SARAH DEECH

REFERENDUM NIGHT: SARAH DEECH SHARES AN INSIDER’S VIEW

The Great Brexit Referendum took place just over a week ago and the UK is still reeling from the fall-out.  It was a  momentous night and Primrose Hill’s Sarah Deech was in the thick of the action as it unfolded.
After 15 years as a Producer in the BBC News national newsroom, Sarah branched out on her successful freelance career in journalism and PR consultancy. She was delighted to be invited back to run the BBC’s coverage of the night in Manchester which was where the result for the North West and also the overall national result were to be announced from the town hall, a particularly high-profile and important event.   Having carried out the same role, again as a freelancer, for the BBC’s coverage of the Thanet South constituency in the General Election last year – where UKIP’s leader Nigel Farage was a candidate –  Sarah was no stranger to directing high-profile political coverage. Which, in the event, turned out to be  just as well.
But even the highly-experienced Sarah was astonished by the impact of the events of the night.  As she texted to a friend the next day, it turned out to be ‘exhilarating, stressful, exhausting and many other adjectives all at once.  I think I have a touch of PTSD!’
From boarding a train from Euston at 1pm on the Thursday of the referendum with political correspondent Jo Coburn (best-known for presenting BBC2’s Daily Politics with Andrew Neil), through to 9.30am the next day,  Sarah was flat out organising her team of cameramen and engineers and juggling events as they unfolded. The result was expected to be a narrow Remain win, but as the night went on, it became clear of course that Brexit was to be the winner.  This was confirmed at 7.20am, announced in the hall by Jenny Watson, the Chief Counting Officer of the Electoral Commission.  After a 3-hour nap when she finally came off duty, our newshound woke up to find that she had missed David Cameron’s resignation. The political landscape was changing at lightning speed, and seems to have done ever since.

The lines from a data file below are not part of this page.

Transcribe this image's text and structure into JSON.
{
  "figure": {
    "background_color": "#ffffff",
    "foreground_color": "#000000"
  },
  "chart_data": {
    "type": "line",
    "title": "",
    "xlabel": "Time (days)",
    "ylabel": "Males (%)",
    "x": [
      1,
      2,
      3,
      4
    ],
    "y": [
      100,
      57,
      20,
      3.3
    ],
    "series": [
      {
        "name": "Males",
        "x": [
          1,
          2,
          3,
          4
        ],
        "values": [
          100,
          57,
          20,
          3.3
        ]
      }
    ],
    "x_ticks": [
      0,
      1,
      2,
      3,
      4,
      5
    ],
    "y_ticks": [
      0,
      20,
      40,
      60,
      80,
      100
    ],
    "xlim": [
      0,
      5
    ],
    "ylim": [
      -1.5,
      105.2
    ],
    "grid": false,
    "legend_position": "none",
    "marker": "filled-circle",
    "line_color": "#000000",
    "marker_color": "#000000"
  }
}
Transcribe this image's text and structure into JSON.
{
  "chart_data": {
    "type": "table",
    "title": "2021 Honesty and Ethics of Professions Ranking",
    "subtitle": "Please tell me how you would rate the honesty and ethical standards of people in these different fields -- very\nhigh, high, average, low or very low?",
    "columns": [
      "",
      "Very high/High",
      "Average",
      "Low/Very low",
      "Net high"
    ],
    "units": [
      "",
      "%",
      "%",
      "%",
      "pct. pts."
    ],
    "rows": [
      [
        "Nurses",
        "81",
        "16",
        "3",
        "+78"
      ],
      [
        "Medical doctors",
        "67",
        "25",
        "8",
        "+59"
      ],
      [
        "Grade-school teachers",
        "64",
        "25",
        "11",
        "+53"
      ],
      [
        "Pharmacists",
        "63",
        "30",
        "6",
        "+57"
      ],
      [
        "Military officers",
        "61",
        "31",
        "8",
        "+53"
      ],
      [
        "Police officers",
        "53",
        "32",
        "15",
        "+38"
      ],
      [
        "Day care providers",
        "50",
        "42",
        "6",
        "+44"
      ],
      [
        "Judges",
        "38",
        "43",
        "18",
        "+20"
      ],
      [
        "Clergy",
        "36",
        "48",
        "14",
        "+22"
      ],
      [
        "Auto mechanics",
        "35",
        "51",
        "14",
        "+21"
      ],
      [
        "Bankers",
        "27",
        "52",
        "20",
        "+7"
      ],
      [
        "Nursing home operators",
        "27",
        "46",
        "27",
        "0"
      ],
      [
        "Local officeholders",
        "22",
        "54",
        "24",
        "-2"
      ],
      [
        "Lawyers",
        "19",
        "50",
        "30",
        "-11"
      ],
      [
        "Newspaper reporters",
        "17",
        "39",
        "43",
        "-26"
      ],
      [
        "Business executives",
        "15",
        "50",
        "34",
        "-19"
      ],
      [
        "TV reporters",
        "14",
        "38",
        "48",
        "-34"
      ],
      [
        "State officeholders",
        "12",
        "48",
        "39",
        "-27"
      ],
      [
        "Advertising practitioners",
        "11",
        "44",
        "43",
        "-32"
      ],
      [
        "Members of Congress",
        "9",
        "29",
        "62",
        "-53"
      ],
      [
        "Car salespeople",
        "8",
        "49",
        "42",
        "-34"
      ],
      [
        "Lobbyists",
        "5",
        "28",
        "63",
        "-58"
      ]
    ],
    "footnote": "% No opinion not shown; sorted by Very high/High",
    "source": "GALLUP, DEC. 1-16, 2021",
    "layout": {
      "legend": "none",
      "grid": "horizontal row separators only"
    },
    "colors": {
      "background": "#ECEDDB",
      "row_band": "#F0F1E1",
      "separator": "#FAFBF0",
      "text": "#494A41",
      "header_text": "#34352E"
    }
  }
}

Sarah described the breadth and pace of her responsibilities on the night:
“I was chiefly there to produce Jo Coburn and get information from the various press officers, referendum groups and politicians, to establish what was going on, what the mood was etc and to pass the intelligence back to the programme editors at the BBC nerve-centre in Elstree (hopefully before the competition!)… but I also had to have overall responsibility for the camera crew and technical crew, particularly for the pool filming. Also there was a *lot* of arranging MPs and MEPs for live interviews either with Jo on site, or ‘down the line’ with David Dimbleby (or more often, politely declining their offers.. politicians spot TV news cameras like wasps spot jam…. and as the night wore on the BBC1 programme got busier and busier so more and more politicians were disappointed).”
FRIDAY 24 JULY, 7.20am: THE REFERENDUM RESULT IS ANNOUNCED. Photo by Sarah Deech.
FRIDAY 24 JULY, 7.20am: THE REFERENDUM RESULT IS ANNOUNCED. Photo by Sarah Deech.
Political heavyweights Andy Burnham MP, Gisela Stuart MP, Nigel Evans MP and Natalie Bennett arrived on the scene in Manchester, along with officials for the two campaigns, Vote Leave and Stronger In, plus throngs of supporters and party members. All the while, Sarah remained the calm centre of the storm, leading her team as they carried out their duties and made sense of the fast-moving developments to keep us, the public, as fully-informed as possible. And after hours of this frantic activity, Sarah knew that she had to remain at her peak, fuelled by adrenaline and emergency chocolate, right up until the end when the result was announced.
She told me ‘It was definitely the most momentous event I’ve ever covered in seventeen years as a journalist. I felt like the country I live in had changed dramatically overnight.’
And for better or worse, how right she was.